Our fly-replay feature has two new fields you can define, to help with the cases where a replay cannot succeed. This might happen if, say, the app you’re replaying to is unhealthy or unavailable.
By default, like most requests, a replay will try for a while before throwing a generic 5xx error back to the client. This isn’t always the best course of action, so we now have a couple of new replay fields you can use to tweak this behavior: replay timeout and fallback.
Replay Timeout
The new timeout field sets how long the proxy should try to reach the replay target before giving up. It accepts duration strings like 10s or 800ms:
fly-replay: app=my-worker;timeout=2s
On its own, setting a timeout just makes the replay fail faster.
Replay Fallback
The new fallback field tells our proxy to route the request back to the original Machine that issued the replay, instead of erroring. There are two modes:
force_self— route back to the exact Machine that issued the replay, otherwise error.prefer_self— try the original Machine first, but fall back to any Machine in the original app.

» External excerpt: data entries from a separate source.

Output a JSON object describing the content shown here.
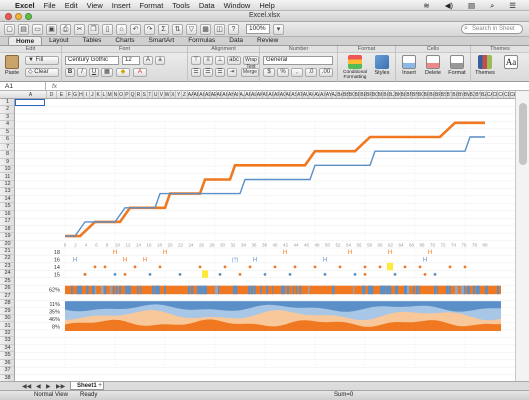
{
  "menubar": {
    "apple": "",
    "items": [
      "Excel",
      "File",
      "Edit",
      "View",
      "Insert",
      "Format",
      "Tools",
      "Data",
      "Window",
      "Help"
    ],
    "right": [
      "≋",
      "◀)",
      "▤",
      "⌕",
      "☰"
    ]
  },
  "window": {
    "title": "Excel.xlsx"
  },
  "toolbar": {
    "zoom": "100%",
    "search_placeholder": "Search in Sheet"
  },
  "ribbon_tabs": [
    "Home",
    "Layout",
    "Tables",
    "Charts",
    "SmartArt",
    "Formulas",
    "Data",
    "Review"
  ],
  "ribbon": {
    "groups": [
      "Edit",
      "Font",
      "Alignment",
      "Number",
      "Format",
      "Cells",
      "Themes"
    ],
    "paste": "Paste",
    "fill": "Fill",
    "clear": "Clear",
    "font_name": "Century Gothic",
    "font_size": "12",
    "wrap_text": "Wrap Text",
    "merge": "Merge",
    "number_format": "General",
    "conditional_formatting": "Conditional Formatting",
    "styles": "Styles",
    "insert": "Insert",
    "delete": "Delete",
    "format": "Format",
    "themes": "Themes",
    "abc": "abc"
  },
  "formula_bar": {
    "cell": "A1",
    "fx": "fx"
  },
  "columns": [
    "A",
    "D",
    "E",
    "F",
    "G",
    "H",
    "I",
    "J",
    "K",
    "L",
    "M",
    "N",
    "O",
    "P",
    "Q",
    "R",
    "S",
    "T",
    "U",
    "V",
    "W",
    "X",
    "Y",
    "Z",
    "AA",
    "AB",
    "AC",
    "AD",
    "AE",
    "AF",
    "AG",
    "AH",
    "AI",
    "AJ",
    "AK",
    "AL",
    "AM",
    "AN",
    "AO",
    "AP",
    "AQ",
    "AR",
    "AS",
    "AT",
    "AU",
    "AV",
    "AW",
    "AX",
    "AY",
    "AZ",
    "BA",
    "BB",
    "BC",
    "BD",
    "BE",
    "BF",
    "BG",
    "BH",
    "BI",
    "BJ",
    "BK",
    "BL",
    "BM",
    "BN",
    "BO",
    "BP",
    "BQ",
    "BR",
    "BS",
    "BT",
    "BU",
    "BV",
    "BW",
    "BX",
    "BY",
    "BZ",
    "CA",
    "CB",
    "CC",
    "CD",
    "CE",
    "CF",
    "CG",
    "FX"
  ],
  "rows": [
    "1",
    "2",
    "3",
    "4",
    "5",
    "6",
    "7",
    "8",
    "9",
    "10",
    "11",
    "12",
    "13",
    "14",
    "15",
    "16",
    "17",
    "18",
    "19",
    "20",
    "21",
    "22",
    "23",
    "24",
    "25",
    "26",
    "27",
    "28",
    "29",
    "30",
    "31",
    "32",
    "33",
    "34",
    "35",
    "36",
    "37",
    "38"
  ],
  "chart": {
    "x_ticks": [
      "0",
      "2",
      "4",
      "6",
      "8",
      "10",
      "12",
      "14",
      "16",
      "18",
      "20",
      "22",
      "24",
      "26",
      "28",
      "30",
      "32",
      "34",
      "36",
      "38",
      "40",
      "42",
      "44",
      "46",
      "48",
      "50",
      "52",
      "54",
      "56",
      "58",
      "60",
      "62",
      "64",
      "66",
      "68",
      "70",
      "72",
      "74",
      "76",
      "78",
      "80"
    ],
    "row_labels": [
      "18",
      "16",
      "14",
      "15"
    ],
    "band_label": "62%",
    "area_labels": [
      "11%",
      "35%",
      "46%",
      "8%"
    ],
    "h_marker": "H",
    "circle_marker": "(?)",
    "colors": {
      "orange": "#f07820",
      "blue": "#5b8fc7",
      "light_orange": "#f9c89a",
      "light_blue": "#a8c6e6",
      "highlight": "#ffea3a"
    }
  },
  "chart_data": [
    {
      "type": "line",
      "series": [
        {
          "color": "#f07820",
          "x": [
            0,
            3,
            6,
            11,
            13,
            20,
            21,
            27,
            28,
            33,
            34,
            48,
            50,
            58,
            61,
            75,
            78,
            84
          ],
          "y": [
            1,
            1,
            2,
            2,
            3,
            3,
            4,
            4,
            5,
            5,
            6,
            6,
            7,
            7,
            8,
            8,
            9,
            9
          ]
        },
        {
          "color": "#5b8fc7",
          "x": [
            0,
            2,
            4,
            10,
            12,
            18,
            19,
            35,
            36,
            49,
            50,
            61,
            62,
            80,
            81,
            84
          ],
          "y": [
            1,
            1,
            2,
            2,
            3,
            3,
            4,
            4,
            5,
            5,
            6,
            6,
            7,
            7,
            8,
            8
          ]
        }
      ],
      "xlim": [
        0,
        84
      ]
    }
  ],
  "sheet_tab": "Sheet1",
  "statusbar": {
    "view": "Normal View",
    "ready": "Ready",
    "sum": "Sum=0"
  }
}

fly-replay: app=my-worker;timeout=5s;fallback=force_self
When a fallback occurs, your app gets the request again with a fly-replay-failed header containing metadata about what went wrong. You can use this to better track the error in your app, and you can also respond with a first-class error to your client, rather than the curt 5xx from our proxy.
Extra notes
- Once a replayed request has hit its fallback, it can’t be replayed again.

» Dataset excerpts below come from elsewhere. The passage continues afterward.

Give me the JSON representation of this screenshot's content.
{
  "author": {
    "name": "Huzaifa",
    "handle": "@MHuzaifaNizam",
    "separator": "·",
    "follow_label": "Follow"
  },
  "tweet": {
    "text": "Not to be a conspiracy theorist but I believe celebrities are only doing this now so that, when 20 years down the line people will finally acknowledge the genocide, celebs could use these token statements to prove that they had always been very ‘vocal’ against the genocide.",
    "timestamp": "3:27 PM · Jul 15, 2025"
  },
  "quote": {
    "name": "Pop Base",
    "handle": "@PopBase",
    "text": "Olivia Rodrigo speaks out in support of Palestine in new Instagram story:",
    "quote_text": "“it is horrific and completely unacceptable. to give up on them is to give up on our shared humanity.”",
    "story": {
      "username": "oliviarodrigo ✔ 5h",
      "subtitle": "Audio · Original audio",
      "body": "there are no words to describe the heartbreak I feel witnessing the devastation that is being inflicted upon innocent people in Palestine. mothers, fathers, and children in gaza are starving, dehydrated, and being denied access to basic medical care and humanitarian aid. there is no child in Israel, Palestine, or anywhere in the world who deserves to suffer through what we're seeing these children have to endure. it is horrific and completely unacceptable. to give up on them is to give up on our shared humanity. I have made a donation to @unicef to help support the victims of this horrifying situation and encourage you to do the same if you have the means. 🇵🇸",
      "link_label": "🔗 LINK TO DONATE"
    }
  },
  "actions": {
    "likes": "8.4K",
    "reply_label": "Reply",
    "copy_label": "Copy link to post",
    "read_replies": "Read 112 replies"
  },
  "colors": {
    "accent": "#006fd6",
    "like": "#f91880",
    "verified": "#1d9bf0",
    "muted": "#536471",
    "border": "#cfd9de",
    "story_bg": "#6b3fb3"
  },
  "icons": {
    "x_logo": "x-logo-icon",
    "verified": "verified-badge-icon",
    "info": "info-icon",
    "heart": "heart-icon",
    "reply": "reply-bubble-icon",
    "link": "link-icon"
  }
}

- “Failed” here means that the Fly Proxy didn’t manage to make any connection with one of your machines. As soon as a connection to your app is opened, the replay is a success, and your app returning an error will not trigger a fallback.
- The defined timeout is a minimum/best-effort, as we will not cancel requests mid-flight.
- These fields can be defined in the replay header, or in the JSON replay format.